Une grosse journée de passée avec émotions, enthousiasme, énervements, craintes, engueulades, solidarité, puis attente…
Jetons donc un coup d’oeil aux résultats. Mais avant, pour mieux comprendre, voici quelques informations utiles.
La Grande Assemblée Nationale de Turquie compte 550 députés. Ils sont élus pour quatre ans au scrutin proportionnel à 1 tour, dans chacune des 85 circonscriptions électorales qui correspondent aux provinces à l’exception d’Ankara, d’Istanbul et d’Izmir, divisées en plusieurs circonscriptions.

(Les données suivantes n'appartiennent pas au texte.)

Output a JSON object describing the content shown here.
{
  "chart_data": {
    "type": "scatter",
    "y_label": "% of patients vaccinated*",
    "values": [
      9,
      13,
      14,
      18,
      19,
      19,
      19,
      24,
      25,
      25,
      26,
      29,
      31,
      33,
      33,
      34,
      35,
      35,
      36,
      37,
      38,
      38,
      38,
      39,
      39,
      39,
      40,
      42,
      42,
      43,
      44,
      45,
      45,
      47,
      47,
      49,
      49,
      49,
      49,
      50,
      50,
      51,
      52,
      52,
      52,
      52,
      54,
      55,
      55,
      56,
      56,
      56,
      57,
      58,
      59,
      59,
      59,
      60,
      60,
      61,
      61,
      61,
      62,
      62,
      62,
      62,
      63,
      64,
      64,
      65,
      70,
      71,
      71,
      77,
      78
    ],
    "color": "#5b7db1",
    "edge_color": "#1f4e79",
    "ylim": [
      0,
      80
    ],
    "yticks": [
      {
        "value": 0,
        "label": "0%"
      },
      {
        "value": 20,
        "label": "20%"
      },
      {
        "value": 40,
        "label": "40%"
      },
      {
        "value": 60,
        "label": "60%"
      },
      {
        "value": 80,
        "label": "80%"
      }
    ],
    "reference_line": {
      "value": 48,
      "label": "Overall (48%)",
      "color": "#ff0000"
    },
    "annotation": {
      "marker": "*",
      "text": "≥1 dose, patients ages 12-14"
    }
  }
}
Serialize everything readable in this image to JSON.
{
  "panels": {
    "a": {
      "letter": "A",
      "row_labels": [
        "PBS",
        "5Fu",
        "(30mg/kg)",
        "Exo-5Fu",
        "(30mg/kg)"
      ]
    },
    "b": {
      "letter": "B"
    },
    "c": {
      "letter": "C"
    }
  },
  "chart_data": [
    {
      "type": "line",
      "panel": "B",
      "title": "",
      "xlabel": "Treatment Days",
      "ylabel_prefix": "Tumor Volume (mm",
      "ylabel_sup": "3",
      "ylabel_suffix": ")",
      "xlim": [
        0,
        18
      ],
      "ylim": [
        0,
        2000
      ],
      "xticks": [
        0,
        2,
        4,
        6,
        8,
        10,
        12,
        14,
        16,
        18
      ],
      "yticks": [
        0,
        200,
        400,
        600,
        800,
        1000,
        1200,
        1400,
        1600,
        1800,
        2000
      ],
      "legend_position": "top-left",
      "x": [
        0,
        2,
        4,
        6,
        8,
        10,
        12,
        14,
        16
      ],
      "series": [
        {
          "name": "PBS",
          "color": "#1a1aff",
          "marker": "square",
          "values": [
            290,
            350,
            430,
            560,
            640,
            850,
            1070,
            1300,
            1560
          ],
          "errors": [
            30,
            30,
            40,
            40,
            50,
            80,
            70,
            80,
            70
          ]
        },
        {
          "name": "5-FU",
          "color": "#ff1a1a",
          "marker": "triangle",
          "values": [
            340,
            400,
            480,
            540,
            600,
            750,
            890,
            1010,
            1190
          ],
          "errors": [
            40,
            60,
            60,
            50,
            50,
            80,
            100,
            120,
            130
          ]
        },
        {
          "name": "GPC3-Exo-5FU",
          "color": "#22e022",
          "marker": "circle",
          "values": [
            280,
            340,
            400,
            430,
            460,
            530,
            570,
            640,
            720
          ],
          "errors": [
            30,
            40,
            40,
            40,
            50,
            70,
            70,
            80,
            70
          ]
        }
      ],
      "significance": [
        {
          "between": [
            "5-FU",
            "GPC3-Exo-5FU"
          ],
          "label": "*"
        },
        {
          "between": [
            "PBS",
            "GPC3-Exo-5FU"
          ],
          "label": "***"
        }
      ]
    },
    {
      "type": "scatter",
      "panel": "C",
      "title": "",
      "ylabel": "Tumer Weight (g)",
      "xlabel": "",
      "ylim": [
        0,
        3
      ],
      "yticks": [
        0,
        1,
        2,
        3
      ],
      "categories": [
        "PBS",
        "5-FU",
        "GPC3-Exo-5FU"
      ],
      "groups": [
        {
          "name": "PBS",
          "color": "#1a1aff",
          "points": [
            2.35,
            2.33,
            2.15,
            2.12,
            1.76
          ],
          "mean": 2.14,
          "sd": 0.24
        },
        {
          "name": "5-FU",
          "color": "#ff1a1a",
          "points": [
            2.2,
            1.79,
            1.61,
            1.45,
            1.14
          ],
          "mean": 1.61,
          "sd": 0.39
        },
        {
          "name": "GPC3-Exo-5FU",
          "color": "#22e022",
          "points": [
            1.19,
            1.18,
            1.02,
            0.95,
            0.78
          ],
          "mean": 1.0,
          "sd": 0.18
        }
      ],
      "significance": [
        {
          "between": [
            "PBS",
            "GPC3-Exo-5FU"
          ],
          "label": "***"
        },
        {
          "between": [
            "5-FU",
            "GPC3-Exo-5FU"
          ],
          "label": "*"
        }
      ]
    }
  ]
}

Les candidats ne sont élus que si la liste nationale sur laquelle ils sont présents (généralement un parti) obtient au moins 10 % des suffrages exprimés à l’échelle du pays.
Il est intéressant également de revenir sur les résultats du 2011.
Participation %86,70.
L’AKP (Parti de la justice et du développement), parti de Tayyip Erdoğan, au pouvoir depuis 2002, avait fait 49,83% et obtenu 327 sièges. Majorité absolue mais 3 sièges en dessous pour envisager seuls, des réformes constitutionnelles. Ensuite suivaient le CHP (Parti républicain du peuple), parti kémaliste, centre gauche, qu’on peut dire sans risque très sclérosé et immobiliste, 25,98% (135 députés), le MHP (Parti d’action nationaliste) ultra-nationaliste, porte-parole des “loups gris” fascistoïdes, 13,01% (53 députés). Les autres partis, tous confondus avaient fait un score de 4,61% et les candidats indépendants de 6,57%.
Le HDP (Parti de la Démocratie du Peuple) pro-kurde, souvent qualifié d’émanation du PKK mais le seul parti qui augure des pratiques politiques démocratiques et des réformes de fond, ne se présentait pas aux élections du 2011. Il était représenté à l’Assemblée Nationale, au départ, par 4 députés indépendants soutenus par le BDP (Parti pour la paix et la démocratie) qui ont rejoint le HDP plus tard. Puis avec le transfuge d’autres députés, le HDP avait atteint 35 sièges avant les élections du 7 juin 2015.
Le grand enjeu de ces dernières élections législatives du 7 juin, était de déstabiliser l’AKP et lui enlever la majorité absolue. Le HDP était la nouveauté qui se plaçait au coeur de cet enjeu.
Le HDP qui au départ fut crée sur des revendications pro-kurdes, a depuis élargi ses rangs. La Résistance de Gezi qui a provoqué des vagues de protestations sur tout le pays en juin 2013, a été une source de prise de conscience, de radicalisation, surtout des jeunes générations. Ce mouvement populaire a été également le creuset pour la naissance et convergence de différentes luttes. Le HDP a dès le départ accompagné ce processus et divers groupes, collectifs et membres d’organisation de société civile, ont trouvé là un débouché politique. Le HDP est donc devenu de fait une coalition. L’arrivée de différents mouvements comme écologistes, LGBTI, féministes, ainsi que des personnes de divers horizon et de minorités, a apporté au HDP une nouvelle dynamique, toujours dans “l’esprit Gezi”. Ceci est ressenti par beaucoup d’électeurs “dégoutés des vieux partis” comme un nouveau souffle, un nouvel espoir, et le HDP a séduit de nombreux électeurs qu’ils soient kurdes ou non. L’objectif minimum du HDP était de passer le barrage des 10%.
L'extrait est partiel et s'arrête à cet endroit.